Title

Antigen presenting capacity of murine splenic myeloid cells

Date of this Version

1-11-2017

Document Type

Journal Article

Grant Number

National Health and Medical Research Council of Australia (Project grant #585443)

Publication Details

Published version

Hey, Y-Y., Quah, B., & O'Neill, H. C. (2017). Antigen presenting capacity of murine splenic myeloid cells. BMC Immunology, 18(4), 1-13. http://dx.doi.org/10.1186/s12865-016-0186-4

Access the journal

Copyright © The Author(s). 2017

Distribution License

Creative Commons Attribution 4.0 License
This work is licensed under a Creative Commons Attribution 4.0 License.

ISSN

1471-2172

Abstract

BACKGROUND:

The spleen is an important site for hematopoiesis. It supports development of myeloid cells from bone marrow-derived precursors entering from blood. Myeloid subsets in spleen are not well characterised although dendritic cell (DC) subsets are clearly defined in terms of phenotype, development and functional role.
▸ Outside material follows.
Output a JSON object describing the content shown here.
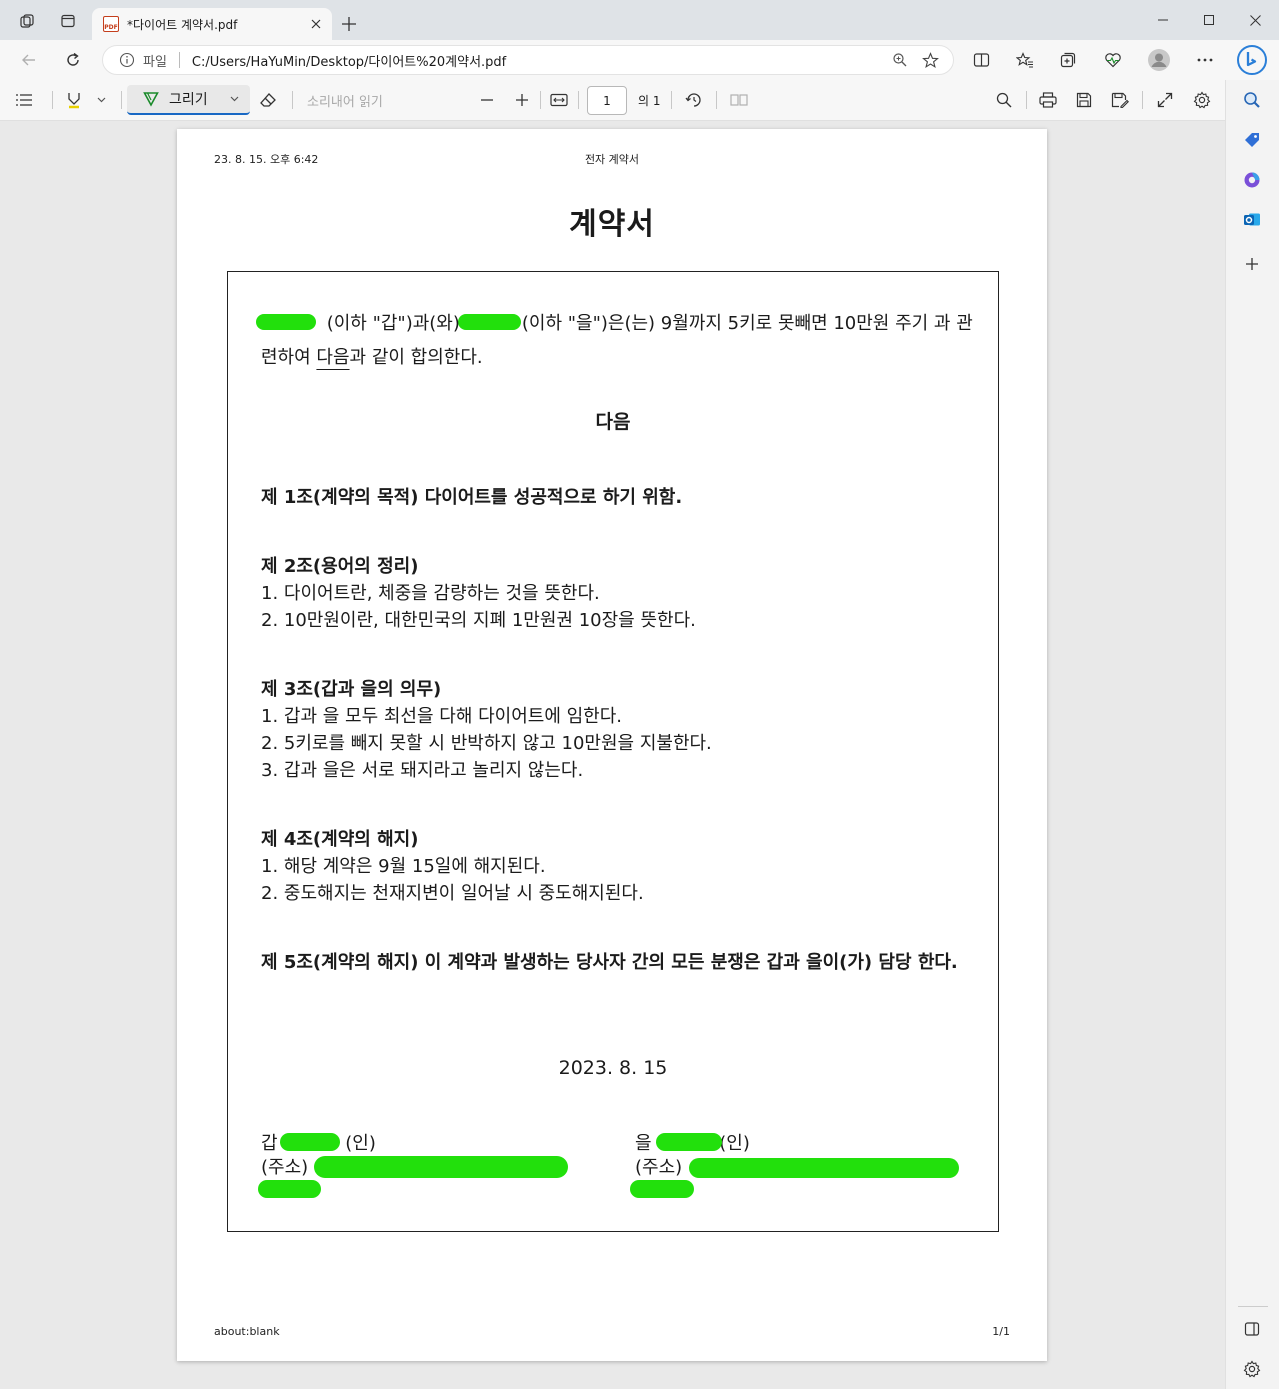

Recently a novel dendritic-like cell type in spleen named 'L-DC' was distinguished from other known dendritic and myeloid cells by its distinct phenotype and developmental origin. That study also redefined splenic eosinophils as well as resident and inflammatory monocytes in spleen.

RESULTS:

L-DC are shown to be distinct from known splenic macrophages and monocyte subsets. Using a new flow cytometric procedure, it has been possible to identify and isolate L-DC in order to assess their functional competence and ability to activate T cells both in vivo and in vitro. L-DC are readily accessible to antigen given intravenously through receptor-mediated endocytosis. They are also capable of CD8(+) T cell activation through antigen cross presentation, with subsequent induction of cytotoxic effector T cells. L-DC are MHCII(-) cells and unable to activate CD4(+) T cells, a property which clearly distinguishes them from conventional DC. The myeloid subsets of resident monocytes, inflammatory monocytes, neutrophils and eosinophils, were found to have varying capacities to take up antigen, but were uniformly unable to activate either CD4(+) T cells or CD8(+) T cells.

CONCLUSION:

The results presented here demonstrate that L-DC in spleen are distinct from other myeloid cells in that they can process antigen for CD8(+) T cell activation and induction of cytotoxic effector function, while both L-DC and myeloid subsets remain unable to activate CD4(+) T cells. The L-DC subset in spleen is therefore distinct as an antigen presenting cell.

 

This document has been peer reviewed.